Гут профессор Коббет, о котором все успели позабыть, робко откашлялся.

— Джентльмены, — мягко сказал он, — наверное, вы не понимаете, какую ошибку совершаете. Кроме того, у меня достаточно патриотических чувств, чтобы отказаться от соучастия в вашем преступлении — и даже попробовать ему воспрепятствовать. Нельзя осквернять нашу историю! Ладно, сейчас я буду говорить даже не как патриот, а как ученый. Слишком много случайных факторов задействовано. Слишком большая вероятность просчета, роковой ошибки и возникновения непоправимых аномалий на всем пути следования машины времени. Нет, нет, — он напустил на себя гордый вид, — делайте, что хотите, а я вот не собираюсь вам помогать.

— Но послушайте, профессор Коббет, — мягко сказал Коцвинкл. — Вы и так уже в последние дни мне много чего объяснили. А я отнюдь не дурак — и не такой законченный гуманитарий, коим вы меня, несомненно, мните. Я смогу запустить эту машину и сам. Конечно, риск по расчетам останется, но разве пьют шампанское те, кто не рискуют? А вот сможете ли вы запустить машину и закончить расчеты без, скажем, пальцев левой руки, — Мыслитель незаметно подмигнул Мэшу, и Мэш ухмыльнулся, — это, знаете ли, тот еще вопрос…

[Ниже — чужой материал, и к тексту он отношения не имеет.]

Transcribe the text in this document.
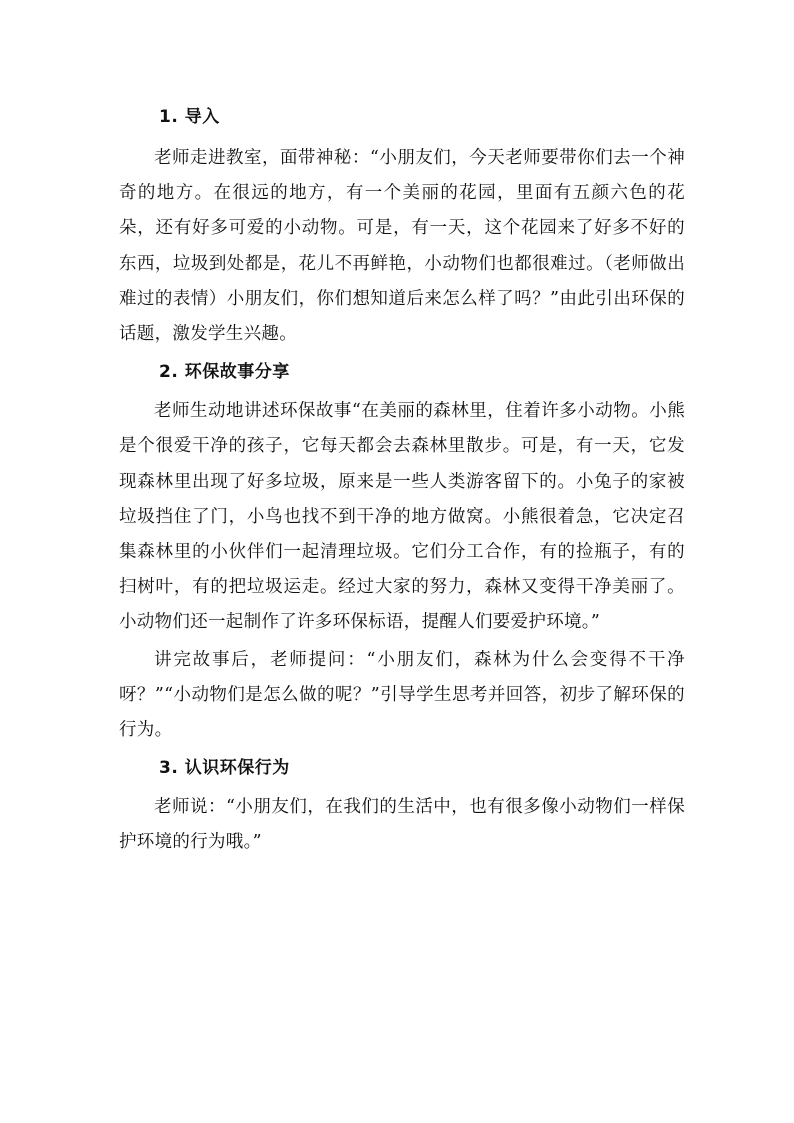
1. 导入

老师走进教室，面带神秘：“小朋友们，今天老师要带你们去一个神奇的地方。在很远的地方，有一个美丽的花园，里面有五颜六色的花朵，还有好多可爱的小动物。可是，有一天，这个花园来了好多不好的东西，垃圾到处都是，花儿不再鲜艳，小动物们也都很难过。（老师做出难过的表情）小朋友们，你们想知道后来怎么样了吗？”由此引出环保的话题，激发学生兴趣。

2. 环保故事分享

老师生动地讲述环保故事“在美丽的森林里，住着许多小动物。小熊是个很爱干净的孩子，它每天都会去森林里散步。可是，有一天，它发现森林里出现了好多垃圾，原来是一些人类游客留下的。小兔子的家被垃圾挡住了门，小鸟也找不到干净的地方做窝。小熊很着急，它决定召集森林里的小伙伴们一起清理垃圾。它们分工合作，有的捡瓶子，有的扫树叶，有的把垃圾运走。经过大家的努力，森林又变得干净美丽了。小动物们还一起制作了许多环保标语，提醒人们要爱护环境。”

讲完故事后，老师提问：“小朋友们，森林为什么会变得不干净呀？”“小动物们是怎么做的呢？”引导学生思考并回答，初步了解环保的行为。

3. 认识环保行为

老师说：“小朋友们，在我们的生活中，也有很多像小动物们一样保护环境的行为哦。”
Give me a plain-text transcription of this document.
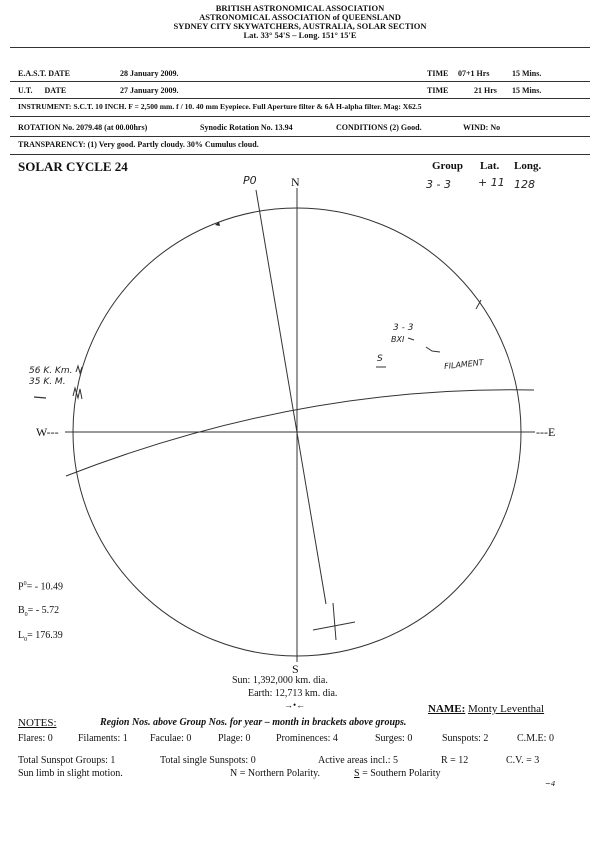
BRITISH ASTRONOMICAL ASSOCIATION
ASTRONOMICAL ASSOCIATION of QUEENSLAND
SYDNEY CITY SKYWATCHERS, AUSTRALIA, SOLAR SECTION
Lat. 33° 54'S – Long. 151° 15'E
E.A.S.T. DATE	28 January 2009.	TIME 07+1 Hrs	15 Mins.
U.T.      DATE	27 January 2009.	TIME	21 Hrs 15 Mins.
INSTRUMENT: S.C.T. 10 INCH. F = 2,500 mm. f / 10. 40 mm Eyepiece. Full Aperture filter & 6Å H-alpha filter. Mag: X62.5
ROTATION No. 2079.48 (at 00.00hrs)	Synodic Rotation No. 13.94	CONDITIONS (2) Good.	WIND: No
TRANSPARENCY: (1) Very good. Partly cloudy. 30% Cumulus cloud.
SOLAR CYCLE 24	Group Lat. Long.
3 - 3 + 11 128
N
S
W---	---E
P0
56 K. Km.
35 K. M.
3 - 3
BXI
S	FILAMENT
$P^0= - 10.49$
$B_0= - 5.72$
$L_0= 176.39$
Sun: 1,392,000 km. dia.
Earth: 12,713 km. dia.
→•←	NAME: Monty Leventhal
NOTES:	Region Nos. above Group Nos. for year – month in brackets above groups.
Flares: 0	Filaments: 1 Faculae: 0	Plage: 0	Prominences: 4	Surges: 0	Sunspots: 2	C.M.E: 0
Total Sunspot Groups: 1	Total single Sunspots: 0	Active areas incl.: 5	R = 12	C.V. = 3
Sun limb in slight motion.	N = Northern Polarity.	S = Southern Polarity
~4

Последняя краска сползла с лица Коббета, сделав профа похожим на призрака.

Понятное дело, он не смог помешать им.

— Мыслитель, старый дуралей! — возопил Мэш, оглядываясь. — У нас таки получилось!

Само перемещение во времени не отложилось в памяти Сэмми. Темнота и вспышки света в темноте, отскакивающие от каких-то белых закрученных линий, выпрыгивавших на них из мрака. И — сильное головокружение пополам с тошнотой. А потом — бац! — и вот они уже не на лужайке за домом профа, а в поле, заросшем пшеницей — под огромным, раскинувшимся до самого горизонта, звездным небом.

Сэмми осторожно втянул воздух — и понял, что Мэш был, похоже, прав. Воздух был какой-то неуловимо другой. Непривычный, чуждый.